La conséquence est que X va de moins en moins discriminer correctement la relation de son contenu, et se trouver pris dans une situation paradoxale, de plus en plus contraignante qui va l'enfermer progressivement, et dont il ne pourra plus se défaire. Cela va le conduire inexorablement à une perte d'identité de plus en plus grande, à une dépersonnalisation profonde, voire à des comportements pathologiques de type schizophrénique, dans un cercle de plus en plus vicieux et malsain.

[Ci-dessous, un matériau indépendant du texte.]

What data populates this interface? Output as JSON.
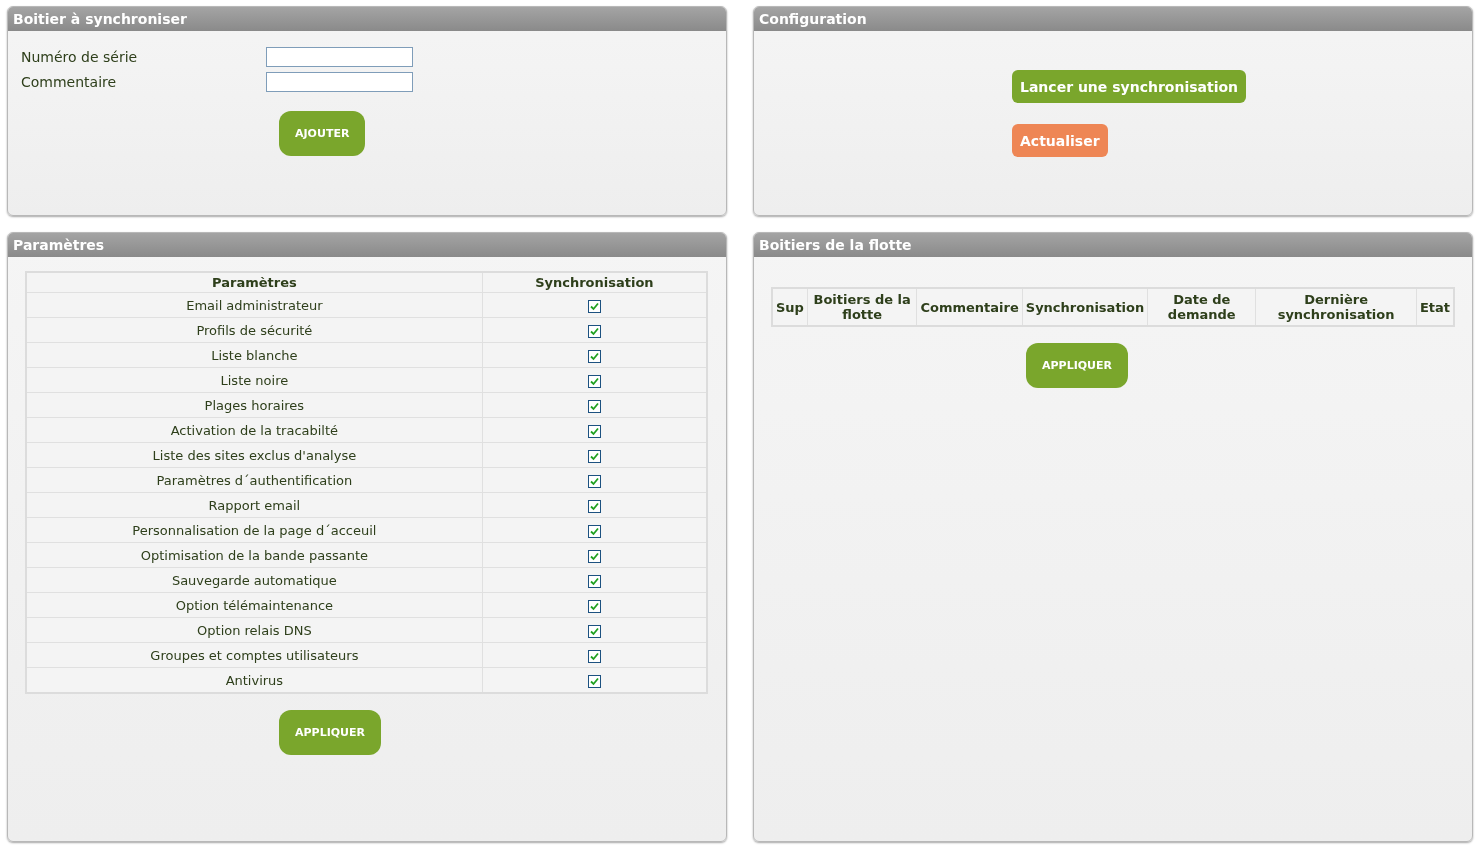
{
  "boitier_panel": {
    "title": "Boitier à synchroniser",
    "fields": [
      {
        "label": "Numéro de série"
      },
      {
        "label": "Commentaire"
      }
    ],
    "button": "AJOUTER"
  },
  "configuration_panel": {
    "title": "Configuration",
    "buttons": [
      {
        "label": "Lancer une synchronisation",
        "kind": "primary"
      },
      {
        "label": "Actualiser",
        "kind": "warning"
      }
    ]
  },
  "parametres_panel": {
    "title": "Paramètres",
    "columns": [
      "Paramètres",
      "Synchronisation"
    ],
    "rows": [
      {
        "name": "Email administrateur",
        "checked": true
      },
      {
        "name": "Profils de sécurité",
        "checked": true
      },
      {
        "name": "Liste blanche",
        "checked": true
      },
      {
        "name": "Liste noire",
        "checked": true
      },
      {
        "name": "Plages horaires",
        "checked": true
      },
      {
        "name": "Activation de la tracabilté",
        "checked": true
      },
      {
        "name": "Liste des sites exclus d'analyse",
        "checked": true
      },
      {
        "name": "Paramètres d´authentification",
        "checked": true
      },
      {
        "name": "Rapport email",
        "checked": true
      },
      {
        "name": "Personnalisation de la page d´acceuil",
        "checked": true
      },
      {
        "name": "Optimisation de la bande passante",
        "checked": true
      },
      {
        "name": "Sauvegarde automatique",
        "checked": true
      },
      {
        "name": "Option télémaintenance",
        "checked": true
      },
      {
        "name": "Option relais DNS",
        "checked": true
      },
      {
        "name": "Groupes et comptes utilisateurs",
        "checked": true
      },
      {
        "name": "Antivirus",
        "checked": true
      }
    ],
    "button": "APPLIQUER"
  },
  "flotte_panel": {
    "title": "Boitiers de la flotte",
    "columns": [
      "Sup",
      "Boitiers de la flotte",
      "Commentaire",
      "Synchronisation",
      "Date de demande",
      "Dernière synchronisation",
      "Etat"
    ],
    "button": "APPLIQUER"
  }
}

Les processus paradoxaux à l'oeuvre dans la pragmatique de la communication d'une telle famille, sont sensiblement identiques à celle décrite, ci-dessus. La seule différence, de taille, est que la manipulation de la mère sur son enfant se fait de manière essentiellement inconsciente. L'amour proposé par la mère à son enfant n'est qu'un commentaire d'un amour véritable, et les attentes légitimes de l'enfant se trouvent complètement mystifiés, sa parole étant depuis longtemps forclose (close avant d'exister, au sens lacanien). Dans tous les cas et quoi qu'il fasse, il a tort et est puni en conséquence. Inutile de dire que dans une telle famille, le patient déclaré n'est que la partie émergée d'un iceberg profond et malsain.
Prescrire le symptôme
Sans rentrer dans les détails qui nous emmèneraient trop loin, disons qu'une des façons de faire sortir quelqu'un d'une double contrainte pathologique, est de lui appliquer un double contrainte thérapeutique, de sens exactement contraire. Cela revient à dire que la seule solution réaliste et pertinente (d'après l'équipe de Palo Alto) est de prescrire le ou les symptôme(s), en d'autres termes, appliquer au paradoxe un paradoxe équivalent mais de sens contraire (un paradoxe positif et vertueux) pour tenter de le dénouer. On voit ainsi, en traitant le comment et non le pourquoi, qu'on est très loin de la psychanalyse ou de toutes les méthodes d'investigations analytiques. Pourtant et paradoxalement, soigner le mal par le mal est bien loin d'être dénué de sens et d'effets, ce que reconnaît d'ailleurs l'adage populaire.